Sementara itu, Kepala BPS Provinsi Kalimantan Barat, Muhammad Saichudin, menyampaikan bahwa meskipun IPM Kalimantan Barat masih menjadi yang terendah di Pulau Kalimantan, laju peningkatannya justru lebih cepat dibandingkan rata-rata nasional.

Menurutnya, kondisi tersebut menunjukkan bahwa arah pembangunan di Kalimantan Barat sudah berada pada jalur yang tepat.

“Yang perlu kita lihat bukan hanya angkanya, tetapi percepatannya. Kecepatan peningkatan IPM Kalimantan Barat sudah lebih baik dibandingkan rata-rata nasional.
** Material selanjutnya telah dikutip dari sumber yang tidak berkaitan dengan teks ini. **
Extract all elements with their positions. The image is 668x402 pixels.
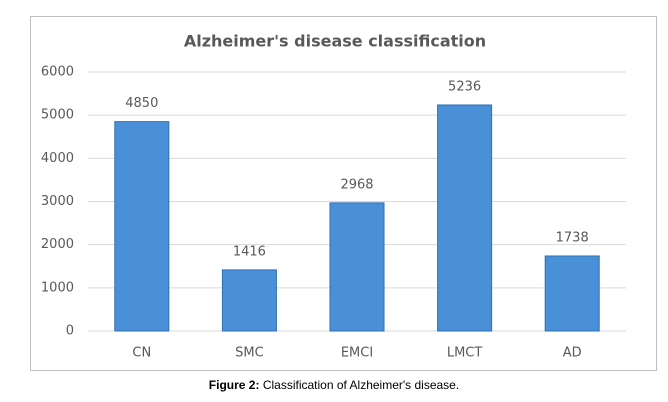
- y-tick-label: 6000: [41, 65, 74, 80]
- value-label: 5236: [448, 79, 481, 94]
- chart: Alzheimer's disease classification 0 1000…: [30, 16, 657, 371]
- value-label: 1416: [233, 244, 266, 259]
- caption-label: Figure 2:: [208, 378, 260, 392]
- x-tick-label: EMCI: [341, 346, 373, 361]
- y-tick-label: 0: [66, 324, 74, 339]
- y-tick-label: 5000: [41, 108, 74, 123]
- x-tick-label: CN: [132, 346, 151, 361]
- value-label: 4850: [125, 96, 158, 111]
- value-label: 1738: [556, 230, 589, 245]
- y-tick-label: 1000: [41, 280, 74, 295]
- x-tick-label: SMC: [235, 346, 264, 361]
- value-label: 2968: [340, 177, 373, 192]
- x-tick-label: AD: [563, 346, 582, 361]
- y-tick-label: 3000: [41, 194, 74, 209]
- bar: [544, 255, 600, 332]
- bar: [221, 269, 277, 332]
- bar: [329, 202, 385, 332]
- bar: [114, 121, 170, 332]
- chart-title: Alzheimer's disease classification: [184, 32, 486, 51]
- caption: Figure 2: Classification of Alzheimer's …: [0, 378, 668, 392]
- y-tick-label: 2000: [41, 237, 74, 252]
- y-tick-label: 4000: [41, 151, 74, 166]
- caption-text: Classification of Alzheimer's disease.: [262, 378, 460, 392]
- bar: [437, 104, 493, 332]
- x-tick-label: LMCT: [447, 346, 483, 361]
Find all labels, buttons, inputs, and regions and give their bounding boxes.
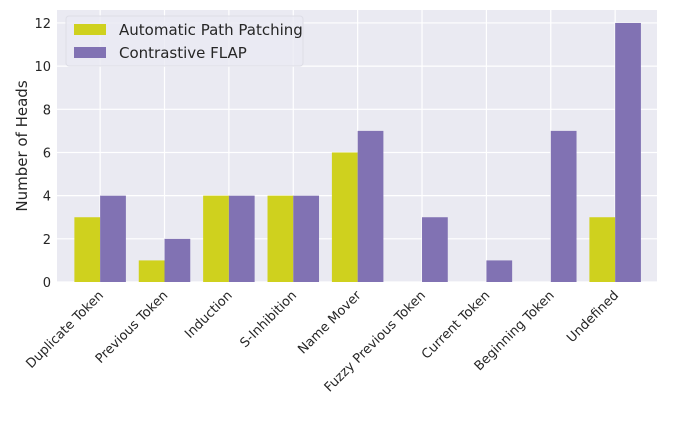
x-tick-label: Name Mover [295, 288, 365, 358]
legend-swatch [74, 24, 106, 35]
y-tick-label: 6 [43, 146, 51, 161]
y-tick-label: 12 [34, 17, 51, 32]
legend: Automatic Path Patching Contrastive FLAP [65, 15, 304, 67]
bar [100, 195, 126, 282]
x-tick-label: Current Token [419, 288, 493, 362]
y-tick-labels: 0 2 4 6 8 10 12 [34, 17, 51, 291]
bar [357, 130, 384, 282]
bar [422, 217, 448, 282]
y-tick-label: 4 [43, 190, 51, 205]
bars [74, 22, 641, 282]
bar [293, 195, 320, 282]
bar [203, 195, 229, 282]
legend-swatch [74, 47, 106, 58]
legend-label: Contrastive FLAP [119, 44, 247, 62]
y-tick-label: 0 [43, 276, 51, 291]
bar [589, 217, 616, 282]
y-axis-label: Number of Heads [13, 80, 31, 211]
x-tick-label: S-Inhibition [237, 288, 300, 351]
bar [267, 195, 294, 282]
bar [228, 195, 255, 282]
bar [486, 260, 513, 282]
bar [615, 22, 641, 282]
y-tick-label: 8 [43, 103, 51, 118]
bar [331, 152, 358, 282]
y-tick-label: 2 [43, 233, 51, 248]
x-tick-label: Undefined [564, 288, 622, 346]
bar [550, 130, 577, 282]
legend-box [65, 15, 304, 67]
legend-label: Automatic Path Patching [119, 21, 303, 39]
y-tick-label: 10 [34, 60, 51, 75]
bar [164, 238, 191, 282]
bar [74, 217, 101, 282]
x-tick-label: Induction [182, 288, 235, 341]
x-tick-label: Duplicate Token [23, 288, 106, 371]
bar [138, 260, 165, 282]
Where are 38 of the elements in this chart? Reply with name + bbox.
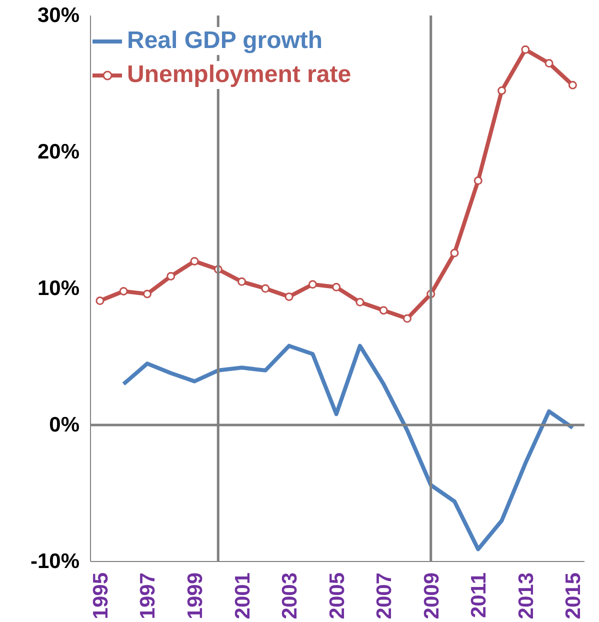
x-tick-label: 1999: [184, 572, 207, 620]
y-tick-label: 10%: [37, 277, 80, 300]
point: [474, 176, 482, 185]
x-tick-label: 1995: [89, 572, 112, 620]
y-tick-label: 0%: [49, 414, 80, 436]
y-tick-label: 30%: [37, 4, 80, 27]
point: [379, 306, 388, 315]
x-tick-label: 2005: [326, 572, 349, 620]
x-tick-label: 2007: [373, 572, 396, 620]
x-tick-label: 2009: [420, 572, 444, 620]
x-tick-label: 2001: [231, 572, 254, 620]
point: [142, 290, 152, 298]
point: [544, 59, 554, 68]
y-tick-label: 20%: [37, 140, 80, 164]
legend-label: Real GDP growth: [127, 27, 323, 55]
legend-label: Unemployment rate: [127, 61, 352, 89]
x-tick-label: 2013: [514, 572, 538, 620]
point: [238, 277, 246, 286]
point: [498, 86, 506, 95]
x-tick-label: 1997: [136, 572, 160, 620]
line-series: [122, 344, 575, 552]
point: [284, 292, 294, 301]
point: [119, 286, 128, 296]
point: [261, 284, 270, 293]
point: [308, 280, 317, 289]
x-tick-label: 2003: [278, 572, 302, 620]
y-tick-label: -10%: [30, 550, 80, 573]
point: [568, 80, 577, 90]
point: [332, 282, 341, 292]
point: [190, 256, 199, 266]
point: [521, 45, 530, 54]
point: [166, 272, 176, 280]
point: [450, 248, 459, 258]
point: [96, 296, 104, 306]
x-tick-label: 2011: [468, 572, 491, 618]
point: [356, 298, 364, 306]
point: [402, 314, 412, 323]
x-tick-label: 2015: [562, 572, 586, 620]
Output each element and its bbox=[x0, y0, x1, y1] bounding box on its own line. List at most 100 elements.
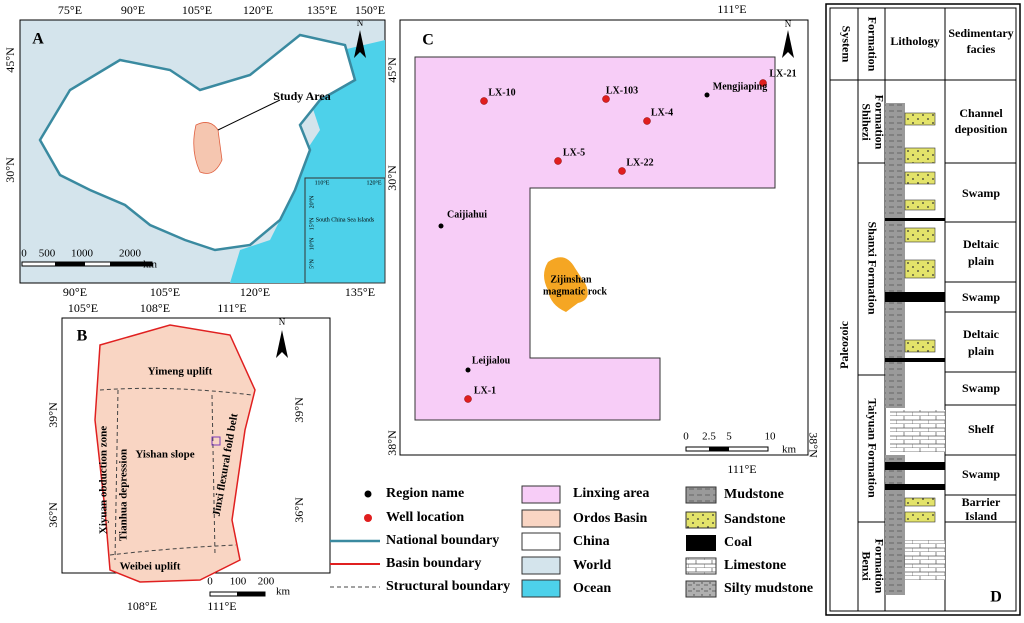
legend-swatch bbox=[685, 511, 717, 529]
coal bbox=[885, 292, 945, 302]
scale-label: 1000 bbox=[71, 248, 94, 260]
well-label: LX-5 bbox=[563, 147, 585, 158]
row-line bbox=[858, 162, 885, 523]
label: Tianhua depression bbox=[118, 449, 130, 541]
mudstone bbox=[885, 455, 905, 595]
facies-label: Deltaic bbox=[963, 237, 1000, 251]
magmatic-rock bbox=[544, 257, 588, 312]
facies-label: Swamp bbox=[962, 467, 1000, 481]
legend-swatch bbox=[685, 557, 717, 575]
lon-label: 90°E bbox=[63, 285, 87, 299]
lon-label: 150°E bbox=[355, 3, 385, 17]
scale-bar bbox=[237, 592, 265, 596]
well-marker bbox=[554, 157, 562, 165]
label: Shanxi Formation bbox=[865, 221, 879, 314]
north-arrow bbox=[276, 330, 288, 358]
scale-label: 100 bbox=[230, 576, 247, 588]
system: Paleozoic bbox=[837, 320, 851, 369]
label: N bbox=[785, 19, 792, 29]
lon-label: 90°E bbox=[121, 3, 145, 17]
scale-label: 0 bbox=[683, 431, 689, 443]
lon-label: 111°E bbox=[727, 462, 756, 476]
panel-b bbox=[61, 317, 331, 597]
legend-swatch bbox=[521, 509, 561, 528]
legend-swatch bbox=[521, 556, 561, 575]
panel-label: B bbox=[77, 328, 88, 345]
facies-label: Deltaic bbox=[963, 327, 1000, 341]
scale-label: km bbox=[143, 259, 158, 271]
well-label: LX-22 bbox=[626, 157, 653, 168]
lon-label: 105°E bbox=[150, 285, 180, 299]
ordos-basin bbox=[193, 122, 223, 174]
north-arrow bbox=[782, 30, 794, 58]
well-label: LX-10 bbox=[488, 87, 515, 98]
lat-label: 30°N bbox=[385, 165, 399, 191]
label: Benxi bbox=[859, 551, 873, 581]
panel-label: A bbox=[32, 31, 44, 48]
limestone bbox=[890, 410, 945, 452]
legend-swatch bbox=[685, 486, 717, 504]
lon-label: 135°E bbox=[307, 3, 337, 17]
legend-label: Limestone bbox=[724, 558, 786, 573]
lon-label: 105°E bbox=[182, 3, 212, 17]
label: Yimeng uplift bbox=[148, 366, 213, 378]
scale-label: 0 bbox=[207, 576, 213, 588]
legend-label: Ocean bbox=[573, 581, 611, 596]
coal bbox=[885, 484, 945, 490]
label: 10°N bbox=[308, 237, 315, 250]
lon-label: 108°E bbox=[140, 301, 170, 315]
label: magmatic rock bbox=[543, 286, 607, 297]
legend-label: Silty mudstone bbox=[724, 581, 813, 596]
lat-label: 45°N bbox=[385, 57, 399, 83]
well-marker bbox=[618, 167, 626, 175]
column-frame bbox=[825, 3, 1021, 616]
label: N bbox=[357, 18, 364, 28]
row-line bbox=[945, 162, 1016, 523]
region-label: Mengjiaping bbox=[713, 81, 767, 92]
label: Study Area bbox=[273, 89, 330, 103]
facies-label: Swamp bbox=[962, 290, 1000, 304]
facies-label: Channel bbox=[959, 106, 1003, 120]
facies-label: deposition bbox=[955, 122, 1008, 136]
label: 120°E bbox=[366, 179, 381, 186]
header: Sedimentary bbox=[948, 26, 1013, 40]
lat-label: 38°N bbox=[806, 432, 820, 458]
scale-label: 200 bbox=[258, 576, 275, 588]
lon-label: 111°E bbox=[717, 2, 746, 16]
well-label: LX-1 bbox=[474, 385, 496, 396]
column-frame bbox=[829, 7, 1017, 612]
coal bbox=[885, 218, 945, 221]
scale-label: km bbox=[782, 444, 797, 456]
legend-label: Region name bbox=[386, 486, 464, 501]
scale-label: km bbox=[276, 586, 291, 598]
well-marker bbox=[480, 97, 488, 105]
label: 20°N bbox=[308, 195, 315, 208]
pointer bbox=[217, 99, 281, 131]
region-label: Caijiahui bbox=[447, 209, 487, 220]
sandstone bbox=[904, 497, 936, 507]
label: Formation bbox=[872, 539, 886, 594]
lat-label: 45°N bbox=[3, 47, 17, 73]
sandstone bbox=[904, 147, 936, 164]
panel-label: D bbox=[990, 589, 1002, 606]
facies-label: Barrier bbox=[962, 495, 1001, 509]
lat-label: 36°N bbox=[292, 497, 306, 523]
coal bbox=[885, 462, 945, 470]
legend-label: Well location bbox=[386, 510, 464, 525]
legend-swatch bbox=[364, 514, 372, 522]
scale-label: 10 bbox=[765, 431, 777, 443]
label: 110°E bbox=[315, 179, 330, 186]
legend-label: Sandstone bbox=[724, 512, 785, 527]
region-marker bbox=[465, 367, 471, 373]
scale-label: 2.5 bbox=[702, 431, 716, 443]
legend-label: Mudstone bbox=[724, 487, 784, 502]
limestone bbox=[905, 540, 945, 580]
sandstone bbox=[904, 112, 936, 126]
lat-label: 38°N bbox=[385, 430, 399, 456]
lat-label: 36°N bbox=[46, 502, 60, 528]
label: South China Sea Islands bbox=[316, 217, 375, 223]
label: Taiyuan Formation bbox=[865, 398, 879, 498]
lon-label: 120°E bbox=[243, 3, 273, 17]
header: System bbox=[839, 26, 853, 63]
label: Yishan slope bbox=[135, 449, 194, 461]
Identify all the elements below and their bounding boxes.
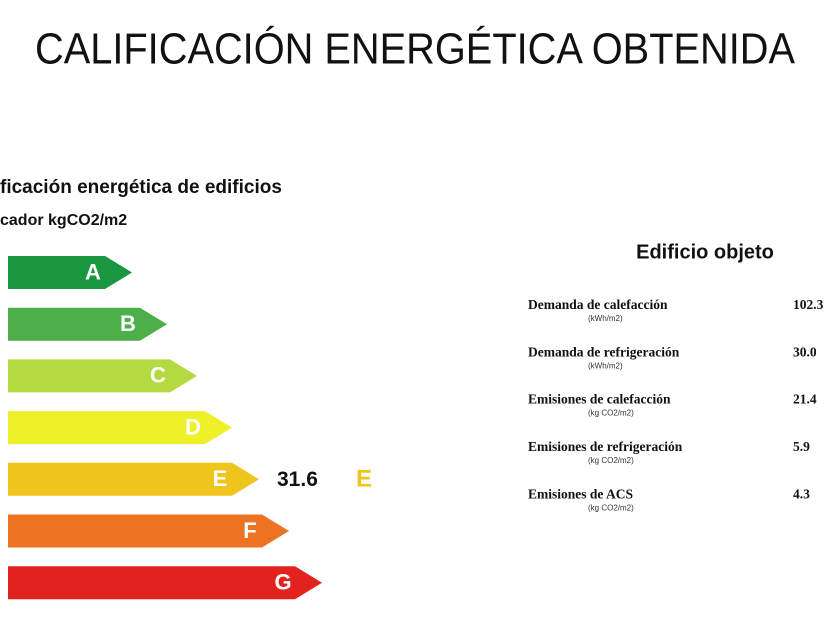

Ini menjadi modal penting untuk terus kita tingkatkan,” ujarnya.

Ia menjelaskan percepatan peningkatan IPM perlu difokuskan pada tiga dimensi utama, yakni kesehatan, pendidikan, dan ekonomi. Selain itu, integrasi data antarinstansi menjadi faktor penting dalam menyusun kebijakan pembangunan yang tepat sasaran.

Muhammad Saichudin juga mengungkapkan bahwa BPS saat ini tengah melaksanakan Sensus Ekonomi yang akan menghasilkan data komprehensif sebagai dasar penyusunan berbagai indikator ekonomi dan sosial, termasuk mendukung percepatan peningkatan IPM Kalimantan Barat.

“Kami mengajak seluruh stakeholder untuk mendukung penyediaan data yang valid dan akurat. Dengan data yang berkualitas, kebijakan pembangunan akan semakin tepat sasaran dan mampu mempercepat peningkatan kualitas hidup masyarakat Kalimantan Barat,” pungkasnya.

Coffee Morning tersebut dihadiri Sekretaris Daerah Provinsi Kalimantan Barat, unsur Forum Koordinasi Pimpinan Daerah (Forkopimda), Kepala BPS Provinsi Kalimantan Barat, Kepala BAPPERIDA Provinsi Kalimantan Barat, para kepala perangkat daerah provinsi dan kabupaten/kota se-Kalimantan Barat, pimpinan instansi vertikal, rektor perguruan tinggi, TP-PKK Provinsi Kalimantan Barat, serta berbagai pemangku kepentingan lainnya.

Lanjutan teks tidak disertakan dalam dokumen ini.